The rules that apply for DVRs depend upon the company—private company, publicly unlisted company or listed company. An unlisted company (whether private or public) is governed by Section 43 of the Companies Act, 2013, and the Companies (Share Capital and Debentures) Rules, 2014 (“Rules”). A private company, by its memorandum and articles of association, can exempt itself from these provisions. Therefore, it can avoid compliance with the difficult rules of DVRs and is free to have its own terms for its DVRs. A publicly unlisted company does not enjoy the same advantage. It needs to necessarily follow the rules, including the one requiring it to have a consistent track record of distributable profits for the last three years and also the rule which caps DVRs till only 26% of the company’s total capital. Therefore, start-ups or tech companies (where DVRs are quite popular) prefer setting up private companies. But sooner or later, they need to go for a public listing to ensure an exit for their investors. It is at that stage that DVR rules, applicable to a listed company, kick in.
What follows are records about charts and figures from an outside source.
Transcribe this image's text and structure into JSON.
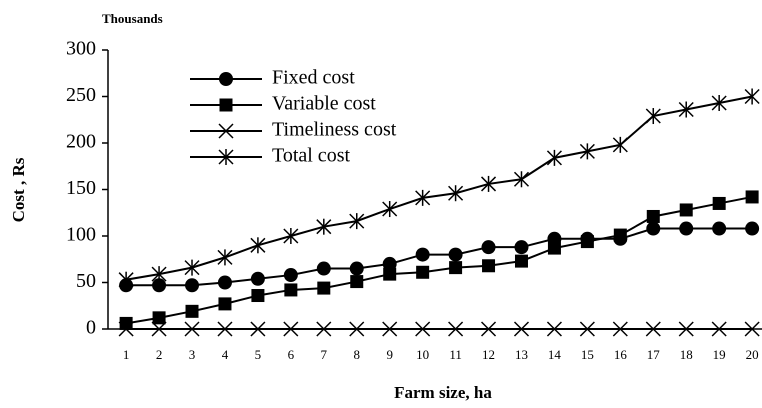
{
  "chart_data": {
    "type": "line",
    "units_note": "Thousands",
    "ylabel": "Cost , Rs",
    "xlabel": "Farm size, ha",
    "x": [
      1,
      2,
      3,
      4,
      5,
      6,
      7,
      8,
      9,
      10,
      11,
      12,
      13,
      14,
      15,
      16,
      17,
      18,
      19,
      20
    ],
    "xlim": [
      0.45,
      20.3
    ],
    "xticks": [
      1,
      2,
      3,
      4,
      5,
      6,
      7,
      8,
      9,
      10,
      11,
      12,
      13,
      14,
      15,
      16,
      17,
      18,
      19,
      20
    ],
    "ylim": [
      0,
      300
    ],
    "yticks": [
      0,
      50,
      100,
      150,
      200,
      250,
      300
    ],
    "grid": false,
    "legend": "upper left",
    "series": [
      {
        "name": "Fixed cost",
        "color": "#000000",
        "marker": "circle",
        "values": [
          47,
          47,
          47,
          50,
          54,
          58,
          65,
          65,
          70,
          80,
          80,
          88,
          88,
          97,
          97,
          97,
          108,
          108,
          108,
          108
        ]
      },
      {
        "name": "Variable cost",
        "color": "#000000",
        "marker": "square",
        "values": [
          6,
          12,
          19,
          27,
          36,
          42,
          44,
          51,
          59,
          61,
          66,
          68,
          73,
          87,
          94,
          101,
          121,
          128,
          135,
          142
        ]
      },
      {
        "name": "Timeliness cost",
        "color": "#000000",
        "marker": "x",
        "values": [
          0,
          0,
          0,
          0,
          0,
          0,
          0,
          0,
          0,
          0,
          0,
          0,
          0,
          0,
          0,
          0,
          0,
          0,
          0,
          0
        ]
      },
      {
        "name": "Total cost",
        "color": "#000000",
        "marker": "asterisk",
        "values": [
          53,
          59,
          66,
          77,
          90,
          100,
          110,
          116,
          129,
          141,
          146,
          156,
          161,
          184,
          191,
          198,
          229,
          236,
          243,
          250
        ]
      }
    ]
  }
}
The SEBI (LODR) Regulations, 2015, do not allow listed entities to issue shares in any manner which may give any superior rights with regards to voting or dividend over the rights on equity shares that are already listed. This means a DVR with superior rights is not allowed while an inferior rights share is permitted. The SEBI’s proposals in the consultation paper seem equally stringent (if not more) than the existing law on DVRs. These include issuance of DVRs to only promoters and that too only pre-IPO and not after the IPO; permanent lock-in on DVRs, with no rights to trade and transfer them (even amongst promoters), and coat-tail provisions (i.e, provisions where DVRs will be treated as normal voting right shares). It appears that SEBI wants to test waters before allowing DVRs in a big way. It remains doubtful that DVRs will become more attractive than before.